Ao longo de toda a minha infância e juventude, ele sempre foi um corretor e vendedor de seguros independente. Ele costumava empregar uma ou duas pessoas para ajudar com os telefonemas e papeladas, mas também costumava apenas trabalhar sozinho.

Crescer, a ideia de ir trabalhar para uma grande empresa por 30 ou 40 anos e então se aposentar para um campo de golfe ou cadeira de balanço em algum lugar era algo completamente estranho para mim. As pessoas da minha idade hoje em dia esperam, em sua maioria, trabalhar em período integral até os 75 anos ou mais. Podemos esquecer as pensões e a Previdência Social. Mas mesmo quando uma aposentadoria de várias décadas parecia uma opção viável nos velhos tempos, isso não era algo a se aspirar em minha casa.

Em suma, papai sempre fez parte de um pequeno grupo minoritário nos Estados Unidos: o de pessoas que vivem do próprio negócio. Estima-se que apenas 10% dos americanos realmente ganham a vida com empresas próprias[1]. Os números são mais altos se olharmos para as pessoas que têm alguma renda de pequenas empresas à margem mas quando estamos falando de pessoas cuja principal fonte de renda é o próprio negócio, os números são menores.

Não é de surpreender que as pessoas que pertencem a esse grupo minoritário tenham uma maneira diferente de ver o mundo.

Para eles, não há chefe ou gerente para reclamar quando sua renda não é tão alta quanto você gosta. Se não houver dinheiro suficiente para fazer a folha de pagamento no final do mês, os donos de empresas encaram o fracasso em sua face e eles sabem que podem até levar algumas outras famílias com eles. Em última análise, a questão mais importante é sempre esta: como posso fazer com que mais clientes me deem dinheiro voluntariamente? Uma falha em responder a essa pergunta leva ao fracasso dos negócios.

Isso pode parecer uma observação muito simples, mas para aqueles que são diariamente forçados a fazer a pergunta, isso leva a uma visão de mundo que pode ser bem diferente da de milhões de outros trabalhadores que trabalham por salários.

Pensando nas coisas que meu pai me ensinou sobre negócios – quer explicitamente ou por acidente – há três lições principais que aprendi:

Um: Aumentar o rendimento requer mais do que apenas aumentar os preços

Os empresários detestam aumentar os preços.
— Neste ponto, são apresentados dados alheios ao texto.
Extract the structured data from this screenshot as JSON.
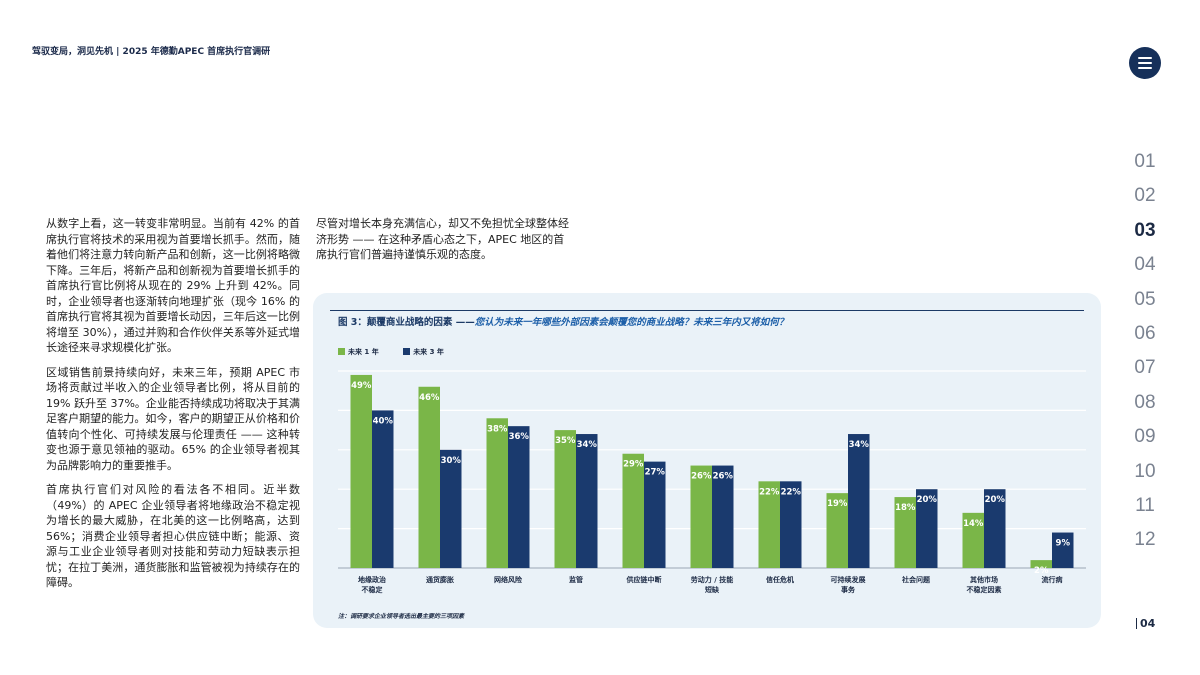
{
  "header": {
    "text": "驾驭变局，洞见先机 | 2025 年德勤APEC 首席执行官调研"
  },
  "nav": {
    "pages": [
      "01",
      "02",
      "03",
      "04",
      "05",
      "06",
      "07",
      "08",
      "09",
      "10",
      "11",
      "12"
    ],
    "active_index": 2,
    "page_number": "04"
  },
  "body": {
    "col1": [
      "从数字上看，这一转变非常明显。当前有 42% 的首席执行官将技术的采用视为首要增长抓手。然而，随着他们将注意力转向新产品和创新，这一比例将略微下降。三年后，将新产品和创新视为首要增长抓手的首席执行官比例将从现在的 29% 上升到 42%。同时，企业领导者也逐渐转向地理扩张（现今 16% 的首席执行官将其视为首要增长动因，三年后这一比例将增至 30%），通过并购和合作伙伴关系等外延式增长途径来寻求规模化扩张。",
      "区域销售前景持续向好，未来三年，预期 APEC 市场将贡献过半收入的企业领导者比例，将从目前的 19% 跃升至 37%。企业能否持续成功将取决于其满足客户期望的能力。如今，客户的期望正从价格和价值转向个性化、可持续发展与伦理责任 —— 这种转变也源于意见领袖的驱动。65% 的企业领导者视其为品牌影响力的重要推手。",
      "首席执行官们对风险的看法各不相同。近半数（49%）的 APEC 企业领导者将地缘政治不稳定视为增长的最大威胁，在北美的这一比例略高，达到 56%；消费企业领导者担心供应链中断；能源、资源与工业企业领导者则对技能和劳动力短缺表示担忧；在拉丁美洲，通货膨胀和监管被视为持续存在的障碍。"
    ],
    "col2": "尽管对增长本身充满信心，却又不免担忧全球整体经济形势 —— 在这种矛盾心态之下，APEC 地区的首席执行官们普遍持谨慎乐观的态度。"
  },
  "figure": {
    "title_lead": "图 3：颠覆商业战略的因素 ——",
    "title_question": "您认为未来一年哪些外部因素会颠覆您的商业战略？未来三年内又将如何？",
    "note": "注：调研要求企业领导者选出最主要的三项因素",
    "colors": {
      "year1": "#7ab648",
      "year3": "#1a3a6e",
      "bg": "#eaf2f8"
    }
  },
  "chart_data": {
    "type": "bar",
    "categories": [
      [
        "地缘政治",
        "不稳定"
      ],
      [
        "通货膨胀"
      ],
      [
        "网络风险"
      ],
      [
        "监管"
      ],
      [
        "供应链中断"
      ],
      [
        "劳动力 / 技能",
        "短缺"
      ],
      [
        "信任危机"
      ],
      [
        "可持续发展",
        "事务"
      ],
      [
        "社会问题"
      ],
      [
        "其他市场",
        "不稳定因素"
      ],
      [
        "流行病"
      ]
    ],
    "series": [
      {
        "name": "未来 1 年",
        "values": [
          49,
          46,
          38,
          35,
          29,
          26,
          22,
          19,
          18,
          14,
          2
        ]
      },
      {
        "name": "未来 3 年",
        "values": [
          40,
          30,
          36,
          34,
          27,
          26,
          22,
          34,
          20,
          20,
          9
        ]
      }
    ],
    "value_suffix": "%",
    "ylim": [
      0,
      50
    ],
    "grid": true,
    "legend": "top-left"
  }
}
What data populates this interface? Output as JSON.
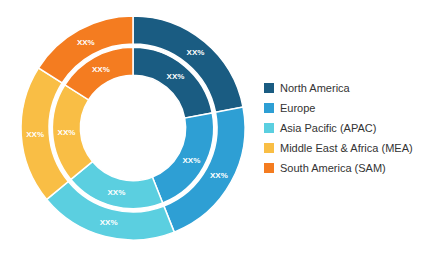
{
  "chart_data": {
    "type": "pie",
    "categories": [
      "North America",
      "Europe",
      "Asia Pacific (APAC)",
      "Middle East & Africa (MEA)",
      "South America (SAM)"
    ],
    "series": [
      {
        "values": [
          22,
          22,
          20,
          20,
          16
        ],
        "colors": [
          "#1a5c82",
          "#2e9fd4",
          "#5bcfe0",
          "#f9be45",
          "#f47c20"
        ],
        "value_labels": [
          "XX%",
          "XX%",
          "XX%",
          "XX%",
          "XX%"
        ]
      },
      {
        "values": [
          22,
          22,
          20,
          20,
          16
        ],
        "colors": [
          "#1a5c82",
          "#2e9fd4",
          "#5bcfe0",
          "#f9be45",
          "#f47c20"
        ],
        "value_labels": [
          "XX%",
          "XX%",
          "XX%",
          "XX%",
          "XX%"
        ]
      }
    ],
    "legend": "right",
    "data_labels": true
  }
}
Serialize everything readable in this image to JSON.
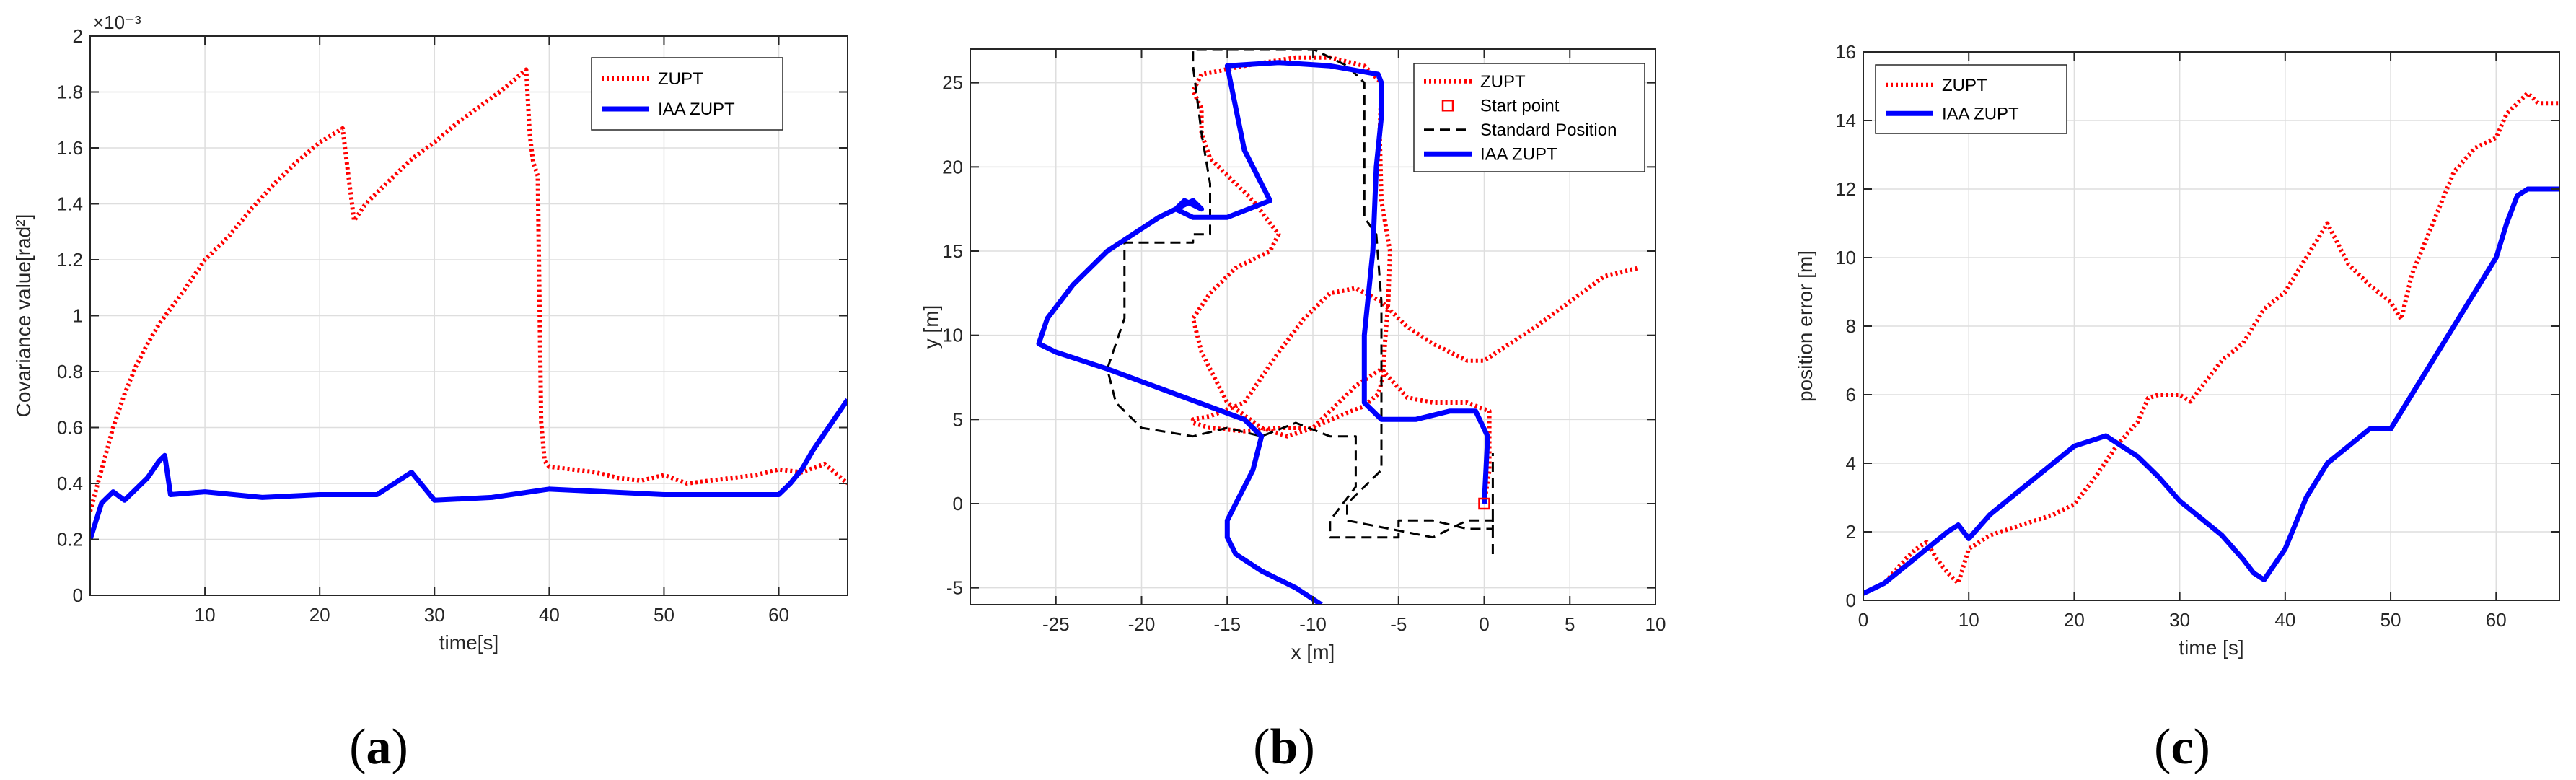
{
  "chart_data": [
    {
      "type": "line",
      "panel_label": "a",
      "xlabel": "time[s]",
      "ylabel": "Covariance value[rad²]",
      "y_multiplier_label": "×10⁻³",
      "xlim": [
        0,
        66
      ],
      "ylim": [
        0,
        2
      ],
      "xticks": [
        10,
        20,
        30,
        40,
        50,
        60
      ],
      "yticks": [
        0,
        0.2,
        0.4,
        0.6,
        0.8,
        1,
        1.2,
        1.4,
        1.6,
        1.8,
        2
      ],
      "grid": true,
      "legend_position": "top-right",
      "series": [
        {
          "name": "ZUPT",
          "color": "#ff0000",
          "style": "dotted",
          "x": [
            0,
            1,
            2,
            3,
            4,
            5,
            6,
            8,
            10,
            12,
            14,
            16,
            18,
            20,
            22,
            22.5,
            23,
            24,
            26,
            28,
            30,
            32,
            34,
            36,
            38,
            38.3,
            38.6,
            39,
            39.3,
            39.6,
            40,
            42,
            44,
            46,
            48,
            50,
            52,
            54,
            56,
            58,
            60,
            62,
            64,
            66
          ],
          "y": [
            0.3,
            0.45,
            0.6,
            0.72,
            0.82,
            0.9,
            0.97,
            1.08,
            1.2,
            1.28,
            1.38,
            1.47,
            1.55,
            1.62,
            1.67,
            1.5,
            1.34,
            1.4,
            1.48,
            1.56,
            1.62,
            1.69,
            1.75,
            1.81,
            1.88,
            1.65,
            1.55,
            1.5,
            0.62,
            0.48,
            0.46,
            0.45,
            0.44,
            0.42,
            0.41,
            0.43,
            0.4,
            0.41,
            0.42,
            0.43,
            0.45,
            0.44,
            0.47,
            0.4
          ]
        },
        {
          "name": "IAA ZUPT",
          "color": "#0000ff",
          "style": "solid",
          "x": [
            0,
            1,
            2,
            3,
            4,
            5,
            6,
            6.5,
            7,
            10,
            15,
            20,
            25,
            28,
            30,
            35,
            40,
            45,
            50,
            55,
            60,
            61,
            62,
            63,
            64,
            65,
            66
          ],
          "y": [
            0.2,
            0.33,
            0.37,
            0.34,
            0.38,
            0.42,
            0.48,
            0.5,
            0.36,
            0.37,
            0.35,
            0.36,
            0.36,
            0.44,
            0.34,
            0.35,
            0.38,
            0.37,
            0.36,
            0.36,
            0.36,
            0.4,
            0.45,
            0.52,
            0.58,
            0.64,
            0.7
          ]
        }
      ]
    },
    {
      "type": "line",
      "panel_label": "b",
      "xlabel": "x [m]",
      "ylabel": "y [m]",
      "xlim": [
        -30,
        10
      ],
      "ylim": [
        -6,
        27
      ],
      "xticks": [
        -25,
        -20,
        -15,
        -10,
        -5,
        0,
        5,
        10
      ],
      "yticks": [
        -5,
        0,
        5,
        10,
        15,
        20,
        25
      ],
      "grid": true,
      "legend_position": "top-right",
      "start_point": {
        "name": "Start point",
        "x": 0,
        "y": 0,
        "color": "#ff0000",
        "marker": "square"
      },
      "series": [
        {
          "name": "ZUPT",
          "color": "#ff0000",
          "style": "dotted",
          "x": [
            0,
            0.3,
            0.3,
            -1,
            -3,
            -4.5,
            -6,
            -7.5,
            -9,
            -10,
            -11.5,
            -13,
            -15,
            -16.5,
            -17,
            -16,
            -14.5,
            -12.5,
            -12,
            -13.5,
            -16,
            -16.5,
            -16.5,
            -17,
            -16.5,
            -14,
            -11,
            -9,
            -7,
            -6,
            -6.1,
            -6,
            -5.5,
            -5.6,
            -5.8,
            -5.9,
            -6.2,
            -7,
            -8.5,
            -10,
            -12,
            -14,
            -16,
            -17,
            -17,
            -16,
            -14,
            -13,
            -12,
            -10.5,
            -9,
            -7.5,
            -6,
            -4.5,
            -3,
            -2,
            -1,
            0,
            1.5,
            3,
            5,
            7,
            9
          ],
          "y": [
            0,
            2,
            5.5,
            6,
            6,
            6.3,
            8,
            7,
            5.5,
            4.5,
            4,
            4.5,
            6,
            9,
            11,
            12.5,
            14,
            15,
            16,
            18,
            20.5,
            22,
            23.5,
            24.5,
            25.5,
            26,
            26.5,
            26.5,
            26,
            25,
            22,
            18,
            15,
            12,
            9.5,
            7.5,
            6.5,
            5.8,
            5.2,
            4.5,
            4.5,
            4.3,
            4.5,
            4.8,
            5,
            5.2,
            6,
            7.5,
            9,
            11,
            12.5,
            12.8,
            12,
            10.5,
            9.5,
            9,
            8.5,
            8.5,
            9.5,
            10.5,
            12,
            13.5,
            14
          ]
        },
        {
          "name": "Standard Position",
          "color": "#000000",
          "style": "dashed",
          "x": [
            0.5,
            0.5,
            -1,
            -3,
            -8,
            -8,
            -6,
            -6,
            -6,
            -6.3,
            -7,
            -7,
            -8,
            -10,
            -15,
            -17,
            -17,
            -16.5,
            -16,
            -16,
            -17,
            -17,
            -21,
            -21,
            -22,
            -21.5,
            -20,
            -17,
            -15,
            -13,
            -11,
            -9,
            -7.5,
            -7.5,
            -9,
            -9,
            -5,
            -5,
            -3,
            -1,
            0.5,
            0.5,
            0.5
          ],
          "y": [
            -3,
            -1,
            -1,
            -2,
            -1,
            0,
            2,
            8,
            12,
            16,
            17,
            25,
            26,
            27,
            27,
            27,
            26,
            22,
            19,
            16,
            16,
            15.5,
            15.5,
            11,
            8,
            6,
            4.5,
            4,
            4.5,
            4,
            4.8,
            4,
            4,
            1,
            -1,
            -2,
            -2,
            -1,
            -1,
            -1.5,
            -1.5,
            0,
            3
          ]
        },
        {
          "name": "IAA ZUPT",
          "color": "#0000ff",
          "style": "solid",
          "x": [
            0,
            0.2,
            -0.5,
            -2,
            -4,
            -6,
            -7,
            -7,
            -6.5,
            -6.3,
            -6,
            -6,
            -6.2,
            -9,
            -12,
            -15,
            -14,
            -12.5,
            -15,
            -16,
            -17,
            -18,
            -17.5,
            -16.5,
            -17,
            -19,
            -22,
            -24,
            -25.5,
            -26,
            -25,
            -22,
            -18,
            -14,
            -13,
            -13.5,
            -14.5,
            -15,
            -15,
            -14.5,
            -13,
            -11,
            -9.5
          ],
          "y": [
            0,
            4,
            5.5,
            5.5,
            5,
            5,
            6,
            10,
            15,
            20,
            23,
            25,
            25.5,
            26,
            26.2,
            26,
            21,
            18,
            17,
            17,
            17,
            17.5,
            18,
            17.5,
            18,
            17,
            15,
            13,
            11,
            9.5,
            9,
            8,
            6.5,
            5,
            4,
            2,
            0,
            -1,
            -2,
            -3,
            -4,
            -5,
            -6
          ]
        }
      ]
    },
    {
      "type": "line",
      "panel_label": "c",
      "xlabel": "time [s]",
      "ylabel": "position error [m]",
      "xlim": [
        0,
        66
      ],
      "ylim": [
        0,
        16
      ],
      "xticks": [
        0,
        10,
        20,
        30,
        40,
        50,
        60
      ],
      "yticks": [
        0,
        2,
        4,
        6,
        8,
        10,
        12,
        14,
        16
      ],
      "grid": true,
      "legend_position": "top-left",
      "series": [
        {
          "name": "ZUPT",
          "color": "#ff0000",
          "style": "dotted",
          "x": [
            0,
            2,
            4,
            5,
            6,
            7,
            8,
            9,
            10,
            12,
            15,
            18,
            20,
            22,
            24,
            26,
            27,
            28,
            30,
            31,
            32,
            34,
            36,
            38,
            40,
            42,
            44,
            46,
            48,
            50,
            51,
            52,
            54,
            56,
            58,
            60,
            61,
            62,
            63,
            64,
            66
          ],
          "y": [
            0.2,
            0.5,
            1.2,
            1.5,
            1.7,
            1.2,
            0.8,
            0.5,
            1.5,
            1.9,
            2.2,
            2.5,
            2.8,
            3.6,
            4.5,
            5.2,
            5.9,
            6,
            6,
            5.8,
            6.2,
            7,
            7.5,
            8.5,
            9,
            10,
            11,
            9.8,
            9.2,
            8.7,
            8.2,
            9.5,
            11,
            12.5,
            13.2,
            13.5,
            14.2,
            14.5,
            14.8,
            14.5,
            14.5
          ]
        },
        {
          "name": "IAA ZUPT",
          "color": "#0000ff",
          "style": "solid",
          "x": [
            0,
            2,
            4,
            6,
            8,
            9,
            10,
            12,
            14,
            16,
            18,
            20,
            22,
            23,
            24,
            26,
            28,
            30,
            32,
            34,
            36,
            37,
            38,
            40,
            42,
            44,
            46,
            48,
            50,
            52,
            54,
            56,
            58,
            60,
            61,
            62,
            63,
            64,
            66
          ],
          "y": [
            0.2,
            0.5,
            1,
            1.5,
            2,
            2.2,
            1.8,
            2.5,
            3,
            3.5,
            4,
            4.5,
            4.7,
            4.8,
            4.6,
            4.2,
            3.6,
            2.9,
            2.4,
            1.9,
            1.2,
            0.8,
            0.6,
            1.5,
            3,
            4,
            4.5,
            5,
            5,
            6,
            7,
            8,
            9,
            10,
            11,
            11.8,
            12,
            12,
            12
          ]
        }
      ]
    }
  ]
}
Afinal, elevar os preços afasta os clientes e os incomoda. Preços mais altos significam menos vendas. O “choque da etiqueta” pode ser desagradável para o cliente, mas geralmente é ainda pior para o proprietário da empresa – quem quer fazer a venda tanto quanto o cliente quer o produto ou serviço.

Então, como evitar aumentar os preços? A resposta está em reduzir os custos de fazer negócios. Um empresário pode reduzir os custos ao encontrar maneiras de produzir mais barato os bens e serviços que ele vende para ganhar a vida. Isso pode incluir encontrar um escritório mais barato para alugar ou encontrar mão-de-obra de baixo custo. Isso pode significar encontrar caminhões de entrega mais baratos ou um plano de saúde mais barato para os funcionários.

No final, se esses custos puderem ser reduzidos, o proprietário da empresa poderá reduzir seus preços e superar sua concorrência. Isso levará a mais vendas e maiores receitas. Menores custos significam maiores receitas líquidas. Isso também significa que ele pode entregar mais bens e serviços para seus clientes – o que enriquece a todos.

Alguns assalariados, é claro, geralmente adotam uma visão diferente. Para eles, obter uma renda maior geralmente significa ficar por tempo suficiente para obter um salário mais alto por meio de um status de antiguidade. Ou eles podem advogar por um “aumento” através de aumentos ordenados pelo governo em gastos com saúde, licença familiar obrigatória ou salário mínimo.

Os maiores efeitos dessas últimas “estratégias”, é claro, são o desemprego e a renda real mais baixa[2]. Mas os assalariados que acham que se beneficiam da intervenção não o veem assim.

Dois: os políticos apenas aumentam os custos

Isso nos leva a outra importante lição que podemos aprender com os donos de empresas: “o governo não vai ajudá-lo”.

Ah, claro, o governo pode ajudar no curto prazo se for possível convencer os legisladores a aprovar leis que ajudem  indústrias ou negócios específicos. Mas tais leis não existem isoladamente. Esses mesmos legisladores também estão ocupados aprovando leis que beneficiam a concorrência e prejudicam a lucratividade de outras formas.

Dada a rápida disseminação de dispendiosas regulamentações governamentais contra os negócios nos últimos anos, é uma aposta segura de que o efeito geral de pressionar o governo por “favores” não acaba bem.

Em geral, a intervenção do governo tem o resultado de aumentar os custos. E então voltamos a ter que aumentar os preços novamente.

Graças às regulamentações trabalhistas, às regulamentações ambientais, às alegadas leis de “proteção ao consumidor”, aos impostos, às tarifas e a uma série de outras intervenções governamentais, os proprietários de empresas enfrentam constante pressão ascendente sobre o custo de fazer negócios. Isso leva a receitas líquidas em declínio e rendimento em declínio. Isso significa poder contratar menos pessoas e significa menos lucro disponível para reinvestir no negócio.

Os assalariados que são enamorados com a intervenção do governo, por outro lado, não se importam em manter os custos baixos. Eles querem preços mais altos – pelo menos para os bens e serviços em sua indústria. É por isso que eles gostam de tarifas, controles de imigração e salários mínimos. Na verdade, é claro, todas essas coisas aumentam o custo de fazer negócios, levando a menos contratações e pressionando os salários para baixo. Mas todos os muitos assalariados vêem a “proteção” que recebem com um mandato de imigração ou com uma tarifa mais alta.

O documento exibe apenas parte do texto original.